Our eyes, just like other organs, rely on the daily intake of vitamins and minerals from food to function and maintain their well-being. These vitamins are used by the body to produce proteins, hormones, and antioxidants that are vital for the functions of the eyes.
Vitamins A, C, and E are common vitamin groups that are essential for the eye. These vitamins can be found in different fruits and vegetables. There are food supplements and vitamin tablets that are also specifically made to aid in the eyes' health. Taking these vitamins regularly can help prevent progressive eye diseases in the long run.

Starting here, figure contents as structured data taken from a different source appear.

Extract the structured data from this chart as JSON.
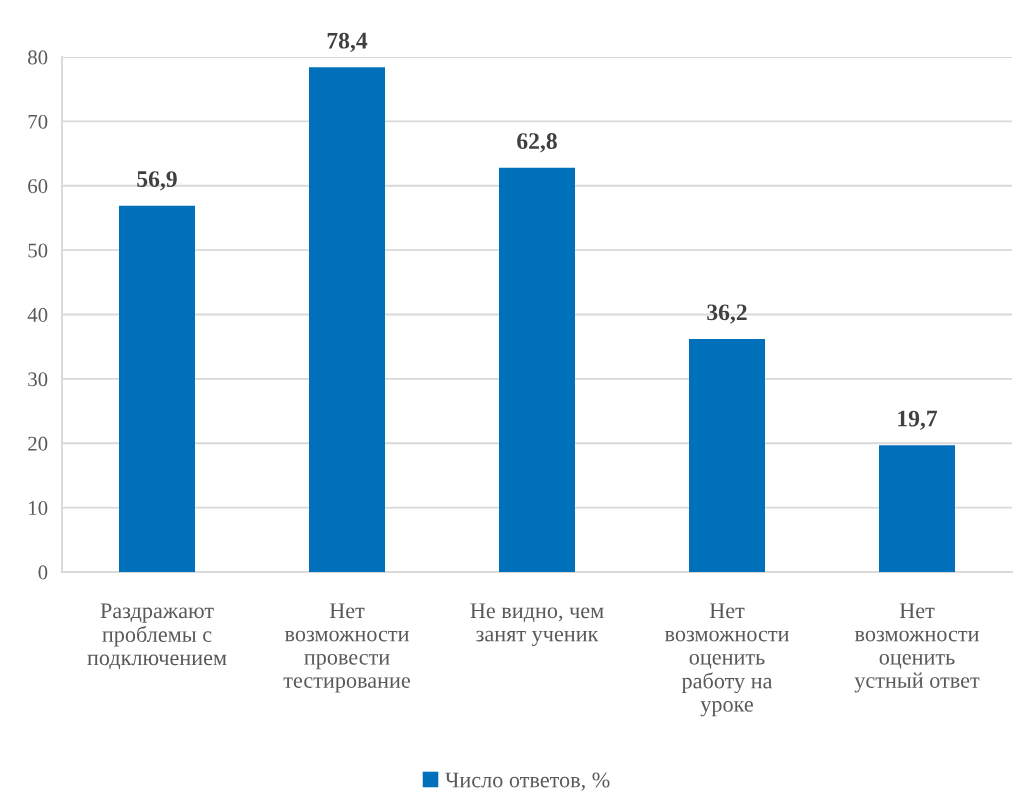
{
  "chart_data": {
    "type": "bar",
    "categories": [
      "Раздражают\nпроблемы с\nподключением",
      "Нет\nвозможности\nпровести\nтестирование",
      "Не видно, чем\nзанят ученик",
      "Нет\nвозможности\nоценить\nработу на\nуроке",
      "Нет\nвозможности\nоценить\nустный ответ"
    ],
    "series": [
      {
        "name": "Число ответов, %",
        "color": "#0070ba",
        "values": [
          56.9,
          78.4,
          62.8,
          36.2,
          19.7
        ],
        "value_labels": [
          "56,9",
          "78,4",
          "62,8",
          "36,2",
          "19,7"
        ]
      }
    ],
    "ylim": [
      0,
      80
    ],
    "yticks": [
      0,
      10,
      20,
      30,
      40,
      50,
      60,
      70,
      80
    ],
    "grid": "y",
    "legend": "bottom"
  }
}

In addition to taking vitamins, proper eye hygiene can help prevent diseases from developing in the eyes. Children are prone to dirtying their hands when playing so teach them to make a habit of washing their hands regularly before touching their eyes. This will prevent dirt, dust, and other allergens to come into contact with their eyes.
At this age, parents are already buying their kids their personal mobile devices since these devices are useful for playtime or for school, but the problem is that some kids spend too much time staring at these screens.

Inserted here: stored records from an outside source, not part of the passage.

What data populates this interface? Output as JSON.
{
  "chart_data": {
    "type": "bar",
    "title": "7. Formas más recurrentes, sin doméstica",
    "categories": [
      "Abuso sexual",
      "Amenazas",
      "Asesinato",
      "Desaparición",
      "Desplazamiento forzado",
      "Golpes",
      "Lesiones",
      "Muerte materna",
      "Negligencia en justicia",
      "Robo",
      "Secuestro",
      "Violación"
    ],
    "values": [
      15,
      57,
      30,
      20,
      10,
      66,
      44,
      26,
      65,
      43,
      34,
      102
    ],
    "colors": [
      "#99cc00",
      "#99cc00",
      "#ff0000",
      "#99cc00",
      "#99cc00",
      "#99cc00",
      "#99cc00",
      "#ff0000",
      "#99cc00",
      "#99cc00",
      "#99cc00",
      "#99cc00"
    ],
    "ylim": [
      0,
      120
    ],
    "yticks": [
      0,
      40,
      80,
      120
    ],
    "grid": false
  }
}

Eye strain is commonly developed in these cases because the eyes focus too much on the screen and they rarely get time to rest in between sessions. In addition to poor hygiene and a vitamin-deficit diet, this may cause drying up of the eyes, itching, temporary blurred vision, and sore eyes.
To avoid this from happening, books can be introduced to children ages 2 to 3 years as alternative sources of entertainment and information to develop their habit of not relying too much on phones. This practice can also increase a child’s interest in books rather than mobile devices. When teaching them how to read books, always do so in a well-lit area so that the eyes can properly adjust to the light and this will cause less eye strain.
Children are less likely to identify if there is something wrong with their own bodies so it is the parent's responsibility to monitor their health. Always remember to check on their well-being and ask them if they are feeling anything off in their bodies.